Gazing into the sky on a star-filled evening, the gift may well seem a bit out of proportion. What need have we miniscule earthlings of such an overwhelming immensity of existence? Would not one small solar system have more than sufficed? But do not such reflections serve to throw into sharper perspective the boundlessness of God’s generosity! The magnitude of His gift! (Wow!)

And another thing: what of the problem of eternity? Assuming there is one heaven, it seems safe to say that if God had created intelligent extra-terrestrials He would not deny them an opportunity to attain it. We know by faith that it is only through Jesus that man can enter heaven. The same would hold even if some brave 21st century pioneers started a transplant colony in another galaxy; Jesus would still be for them “the way the truth and the life.” Would it not also be necessary for little green men to enter heaven through Jesus?

Jesus seems to have deliberately and permanently associated himself with earth; His (sacred) roots are sunk deep in our own home turf. He was born here; His mother was born here. Nothing can change that. He cannot be re-born on another planet. There cannot be another One who is true man and true God, given in ransom for another world. Therefore, how are these hypothetical other creatures to be saved? Hmmm…

What if someday some alien ship with a special cloaking device managed to slip through my theory, and we found these E.T.‘s and discovered that God has given them a different salvation history, a different Bible, a different church hierarchy—whose Faith do we embrace? What about intermarriage? Even a world like that C.S. Lewis’ Narnia Chronicles doesn’t quite work if you think about it. If Aslan is Jesus, is he true God, true man and true lion?

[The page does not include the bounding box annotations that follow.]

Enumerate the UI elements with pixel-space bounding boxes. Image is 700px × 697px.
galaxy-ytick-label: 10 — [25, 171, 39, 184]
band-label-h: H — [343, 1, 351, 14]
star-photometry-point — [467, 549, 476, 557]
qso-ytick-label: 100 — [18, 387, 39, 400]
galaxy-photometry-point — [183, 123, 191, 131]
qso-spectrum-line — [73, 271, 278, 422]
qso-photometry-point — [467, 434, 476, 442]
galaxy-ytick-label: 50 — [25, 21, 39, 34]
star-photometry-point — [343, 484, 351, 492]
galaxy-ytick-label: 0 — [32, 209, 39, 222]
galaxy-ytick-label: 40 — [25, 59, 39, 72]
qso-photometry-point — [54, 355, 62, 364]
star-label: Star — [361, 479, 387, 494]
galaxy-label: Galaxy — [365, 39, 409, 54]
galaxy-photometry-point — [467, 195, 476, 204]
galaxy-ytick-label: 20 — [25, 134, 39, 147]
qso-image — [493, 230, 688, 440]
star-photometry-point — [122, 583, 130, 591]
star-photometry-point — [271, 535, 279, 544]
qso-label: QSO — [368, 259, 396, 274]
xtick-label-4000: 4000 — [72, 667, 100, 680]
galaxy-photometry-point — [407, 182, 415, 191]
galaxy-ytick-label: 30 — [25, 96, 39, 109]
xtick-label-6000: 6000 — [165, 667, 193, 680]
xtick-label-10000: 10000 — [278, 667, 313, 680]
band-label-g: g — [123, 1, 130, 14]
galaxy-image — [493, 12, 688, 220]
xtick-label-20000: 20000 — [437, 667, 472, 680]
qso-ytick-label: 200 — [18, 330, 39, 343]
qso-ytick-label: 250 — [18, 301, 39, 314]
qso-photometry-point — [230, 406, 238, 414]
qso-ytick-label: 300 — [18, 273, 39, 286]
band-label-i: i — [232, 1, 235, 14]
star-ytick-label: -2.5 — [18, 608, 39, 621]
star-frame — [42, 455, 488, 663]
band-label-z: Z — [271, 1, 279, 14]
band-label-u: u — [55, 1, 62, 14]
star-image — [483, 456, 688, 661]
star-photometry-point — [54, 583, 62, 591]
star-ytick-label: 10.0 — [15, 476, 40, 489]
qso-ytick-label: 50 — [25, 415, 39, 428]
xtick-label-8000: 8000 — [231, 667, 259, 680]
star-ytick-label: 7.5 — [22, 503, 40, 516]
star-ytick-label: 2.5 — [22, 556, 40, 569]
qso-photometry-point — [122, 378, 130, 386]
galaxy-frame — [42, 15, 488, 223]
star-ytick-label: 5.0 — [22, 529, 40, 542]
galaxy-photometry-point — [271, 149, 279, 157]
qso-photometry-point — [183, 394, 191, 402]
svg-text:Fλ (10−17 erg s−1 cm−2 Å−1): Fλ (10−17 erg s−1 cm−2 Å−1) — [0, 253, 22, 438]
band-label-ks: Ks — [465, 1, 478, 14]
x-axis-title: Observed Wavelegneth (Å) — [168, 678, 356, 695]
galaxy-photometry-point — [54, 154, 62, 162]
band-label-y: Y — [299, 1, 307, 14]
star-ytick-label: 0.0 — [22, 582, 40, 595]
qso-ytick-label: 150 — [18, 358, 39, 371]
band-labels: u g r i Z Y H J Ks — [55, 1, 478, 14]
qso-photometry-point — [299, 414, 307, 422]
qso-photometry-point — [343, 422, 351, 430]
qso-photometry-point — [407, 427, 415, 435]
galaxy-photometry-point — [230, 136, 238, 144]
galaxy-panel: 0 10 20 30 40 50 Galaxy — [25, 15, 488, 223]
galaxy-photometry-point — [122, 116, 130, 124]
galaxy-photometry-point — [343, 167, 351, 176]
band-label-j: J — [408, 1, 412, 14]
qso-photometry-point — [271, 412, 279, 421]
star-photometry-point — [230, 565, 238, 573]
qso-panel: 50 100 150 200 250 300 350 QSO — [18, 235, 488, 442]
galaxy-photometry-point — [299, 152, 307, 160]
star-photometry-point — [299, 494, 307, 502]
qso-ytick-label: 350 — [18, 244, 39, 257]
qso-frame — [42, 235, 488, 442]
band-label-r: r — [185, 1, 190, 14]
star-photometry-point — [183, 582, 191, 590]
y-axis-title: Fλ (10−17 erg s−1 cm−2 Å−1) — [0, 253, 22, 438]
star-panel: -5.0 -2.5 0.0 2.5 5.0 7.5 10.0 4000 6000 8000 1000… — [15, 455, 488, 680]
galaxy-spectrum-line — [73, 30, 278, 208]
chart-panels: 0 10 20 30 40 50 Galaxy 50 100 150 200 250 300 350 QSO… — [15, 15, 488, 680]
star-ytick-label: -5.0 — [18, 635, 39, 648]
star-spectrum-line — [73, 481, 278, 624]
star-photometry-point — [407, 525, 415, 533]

It is not beneath me to admit that God’s mind is larger than mine and that he could easily blast my conclusions to smithereens, like the Rebel Alliance did to the Death Star. Until He does, I will look forward to the new Star Wars movies to be released in the next few years, and promise to enjoy the adventures in imagination without sharing my conclusions with the unsuspecting (and probably unarmed) popcorn-munching movie-goer next to me.

Justine Schmiesing is a graduate of the class of ‘94 and Design Editor for the Concourse.

1 I regret to note that my theory rules out the possibility of the real existence of the inhabitants of Tolkien’s Middle Earth—elves, dwarves, hobbits and the like—but I see no way around it.